I carried on pretending that my self-purchased issue of Vogue was so captivating, it had to be possess the secret to my own life on its pages.  But truth be told, I can’t read, while waiting:  I’m too distracted by humanity.  I would rather be writing down some obscure thoughts into a journal, but that always attracts attention.  And I would get carried away too, writing fast enough to set my pen on fire; and wouldn’t notice some nosy creature, looming at least a foot above me while deciphering my scribbles over my shoulder.  So:  Vogue it is, in waiting rooms.  While waiting.

After twenty minutes, the waiting finally got interesting:  Assistant No. 1 decided to come out with the tale of her failed love story.  It seemed she had been waiting to vent — waiting to be asked about her horrid mood, about her suffering.  And once the floodgates opened, every soul in the waiting room was made aware of her grief.

Off she went:

“He was, like, ‘I’m just not ready’.  So, I was, like:  ‘Forget YOU!’”

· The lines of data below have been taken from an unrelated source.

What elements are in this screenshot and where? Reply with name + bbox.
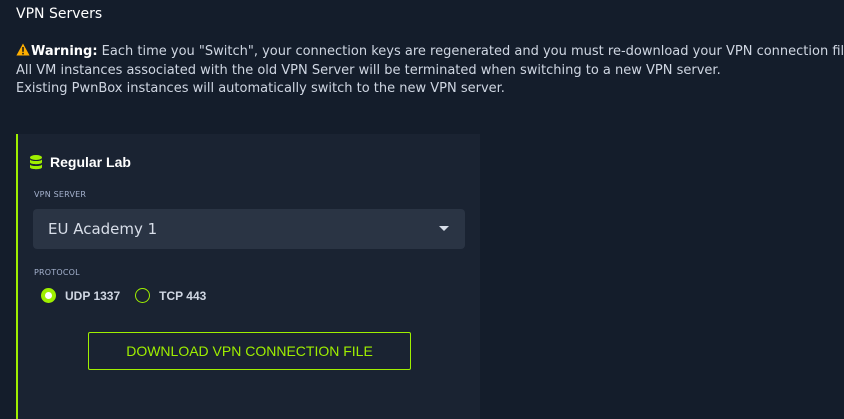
vpn-server-value: EU Academy 1 xyxy=(48,220,158,238)
protocol-option-tcp[interactable]: TCP 443 xyxy=(135,288,206,303)
warning-triangle-icon xyxy=(16,43,30,56)
warning-text-2: All VM instances associated with the old… xyxy=(16,62,721,78)
protocol-option-udp[interactable]: UDP 1337 xyxy=(41,288,120,303)
protocol-label: PROTOCOL xyxy=(34,268,80,277)
page-title: VPN Servers xyxy=(16,6,103,22)
card-title: Regular Lab xyxy=(50,154,131,170)
radio-unselected-icon[interactable] xyxy=(135,288,151,303)
warning-line-1: Warning: Each time you "Switch", your co… xyxy=(16,43,844,62)
vpn-servers-page: VPN Servers Warning: Each time you "Swit… xyxy=(0,0,844,419)
warning-text-3: Existing PwnBox instances will automatic… xyxy=(16,81,505,96)
vpn-server-label: VPN SERVER xyxy=(34,190,87,199)
warning-text-1: Each time you "Switch", your connection … xyxy=(101,44,844,59)
warning-notice: Warning: Each time you "Switch", your co… xyxy=(16,43,844,99)
protocol-option-label: UDP 1337 xyxy=(65,288,121,303)
regular-lab-card: Regular Lab VPN SERVER EU Academy 1 PROT… xyxy=(16,134,480,419)
radio-selected-icon[interactable] xyxy=(41,288,56,303)
card-header: Regular Lab xyxy=(30,154,131,170)
database-icon xyxy=(30,154,42,169)
vpn-server-select[interactable]: EU Academy 1 xyxy=(33,209,465,249)
protocol-option-label: TCP 443 xyxy=(159,288,207,303)
protocol-radio-group: UDP 1337 TCP 443 xyxy=(41,288,221,303)
warning-label: Warning: xyxy=(31,44,98,59)
download-vpn-file-button[interactable]: DOWNLOAD VPN CONNECTION FILE xyxy=(88,332,411,370)
caret-down-icon xyxy=(439,226,449,231)
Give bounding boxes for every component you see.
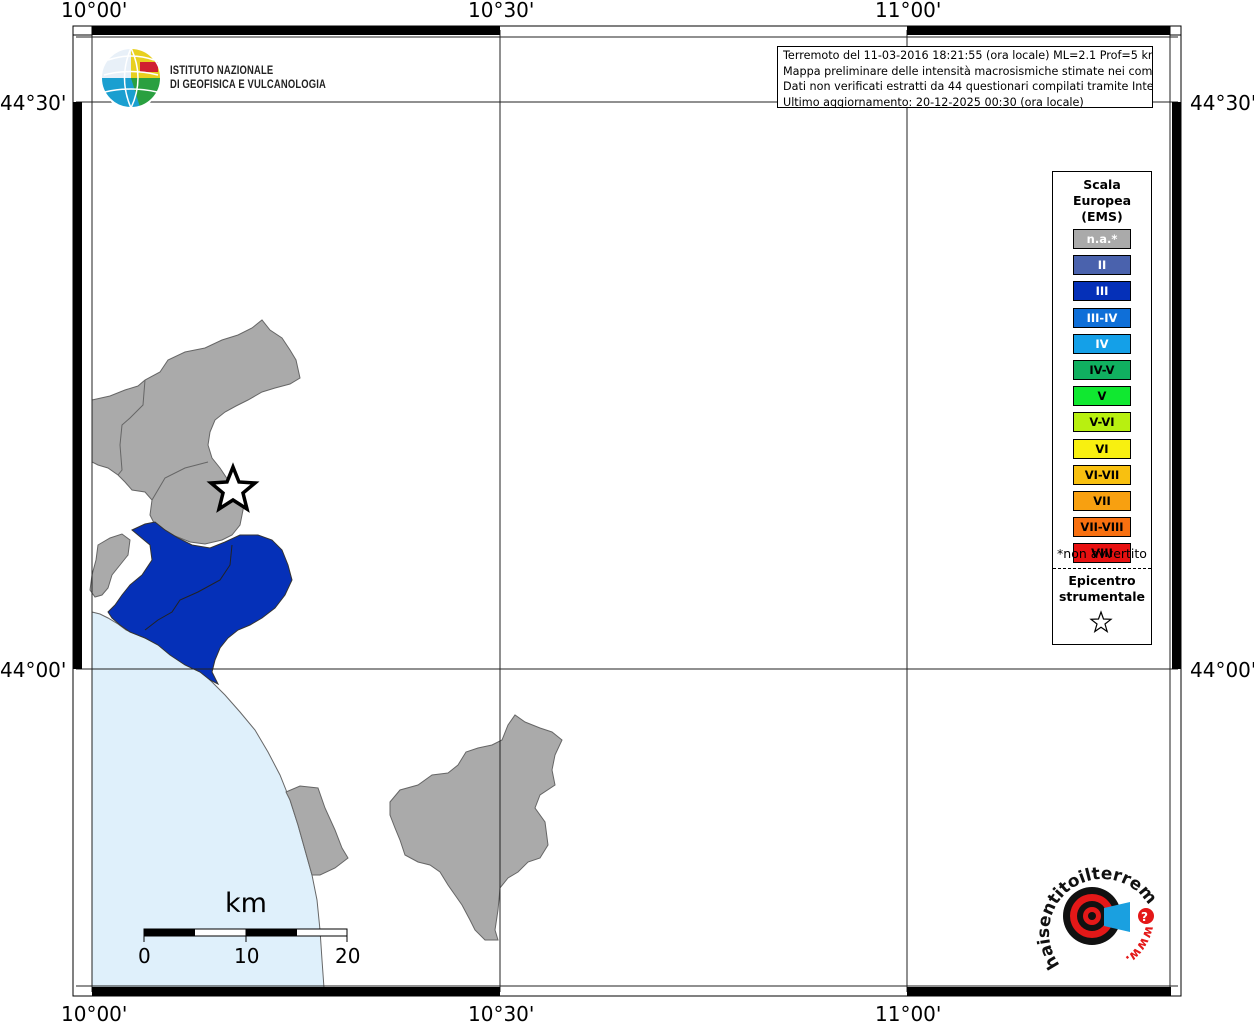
info-line-1: Terremoto del 11-03-2016 18:21:55 (ora l… xyxy=(783,49,1152,62)
lon-label-top-1: 10°00' xyxy=(61,0,128,22)
ingv-logo-line1: ISTITUTO NAZIONALE xyxy=(170,65,274,77)
scale-tick-10: 10 xyxy=(234,944,260,968)
legend-note: *non avvertito xyxy=(1057,546,1147,561)
municipality-na-north xyxy=(91,319,301,545)
info-line-2: Mappa preliminare delle intensità macros… xyxy=(783,64,1152,78)
legend-epi-line2: strumentale xyxy=(1058,589,1146,604)
haisentito-question: ? xyxy=(1141,910,1148,924)
lat-label-left-2: 44°00' xyxy=(0,658,67,682)
legend-item: V xyxy=(1073,386,1131,407)
lat-label-right-2: 44°00' xyxy=(1190,658,1254,682)
lon-label-top-2: 10°30' xyxy=(468,0,535,22)
legend-item: VI-VII xyxy=(1073,464,1131,485)
legend-item: III-IV xyxy=(1073,307,1131,328)
legend-epicenter-label: Epicentro strumentale xyxy=(1053,573,1151,605)
lon-label-top-3: 11°00' xyxy=(875,0,942,22)
legend-item: IV xyxy=(1073,333,1131,354)
legend-title-line2: Europea xyxy=(1072,193,1132,208)
legend-title-line3: (EMS) xyxy=(1081,209,1123,224)
legend-item: III xyxy=(1073,281,1131,302)
municipality-na-southeast xyxy=(389,714,563,941)
info-line-3: Dati non verificati estratti da 44 quest… xyxy=(783,80,1152,93)
svg-text:www.: www. xyxy=(1122,924,1157,967)
ems-legend: Scala Europea (EMS) n.a.* II III III-IV IV IV… xyxy=(1052,171,1152,645)
scale-tick-20: 20 xyxy=(335,944,361,968)
ingv-logo-line2: DI GEOFISICA E VULCANOLOGIA xyxy=(170,79,327,91)
legend-item: IV-V xyxy=(1073,359,1131,380)
lon-label-bottom-3: 11°00' xyxy=(875,1002,942,1026)
municipality-na-west xyxy=(89,533,131,598)
legend-item: V-VI xyxy=(1073,412,1131,433)
haisentito-logo-text: haisentitoilterremoto.it www. ? xyxy=(1020,845,1160,973)
legend-item: II xyxy=(1073,255,1131,276)
scale-tick-0: 0 xyxy=(138,944,151,968)
legend-items: n.a.* II III III-IV IV IV-V V V-VI VI VI-VII VII VI… xyxy=(1073,229,1131,569)
haisentito-www: www. xyxy=(1122,924,1157,967)
legend-title-line1: Scala xyxy=(1083,177,1121,192)
ingv-globe-icon xyxy=(100,47,162,109)
scale-unit-label: km xyxy=(225,888,267,919)
legend-item: VII-VIII xyxy=(1073,517,1131,538)
legend-item: VI xyxy=(1073,438,1131,459)
legend-item: n.a.* xyxy=(1073,229,1131,249)
lon-label-bottom-2: 10°30' xyxy=(468,1002,535,1026)
legend-item: VII xyxy=(1073,490,1131,511)
legend-epi-line1: Epicentro xyxy=(1068,573,1136,588)
legend-separator xyxy=(1053,568,1151,569)
legend-star-icon xyxy=(1089,610,1113,633)
lat-label-right-1: 44°30' xyxy=(1190,91,1254,115)
legend-title: Scala Europea (EMS) xyxy=(1053,177,1151,225)
info-line-4: Ultimo aggiornamento: 20-12-2025 00:30 (… xyxy=(783,95,1084,108)
event-info-box: Terremoto del 11-03-2016 18:21:55 (ora l… xyxy=(777,46,1153,108)
ingv-logo-text: ISTITUTO NAZIONALE DI GEOFISICA E VULCAN… xyxy=(170,64,326,92)
lon-label-bottom-1: 10°00' xyxy=(61,1002,128,1026)
lat-label-left-1: 44°30' xyxy=(0,91,67,115)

“NO!” Assistant No. 2 chimed in, perhaps, a bit too empathetically, while staring ahead at his screen.  “Men!  So typical!”

That sliver of empathy was enough for Assistant No. 1 to carry on:  “I mean:  Good luck to him!  I’m so over it,” she said and swung her chair back to face the counter.

“Good for you!”  Seemingly, Assistant No. 2 was all about it.  But he did linger for a minute, then said:

“But, um…  Did you really love him?”

Ooh.  Interesting.  Certainly more interesting than my very captivating issue of Vogue.  I looked up:  Assistant No. 1 looked contorted:

“Ugh!” she exhaled and swung that chair around, again.  “Whatever do you mean?!”

“I mean:  Don’t you hate it how, in the end, you find yourself in love with some better version of the person than he actually is?” said Assistant No. 2, stumping Assistant No. 1 — and the rest of us, listening in.  “In the end, you just want to say, ‘But don’t you know how much better I’ve imagined you?  Can’t you just change to match my fantasy?  I’m willing to wait.’”

“Well, then!” I thought, “That — was worth the wait.”

And having waited out for long enough to get the story, I started setting my pen on fire against the pages of Vogue, while waiting to hear my name.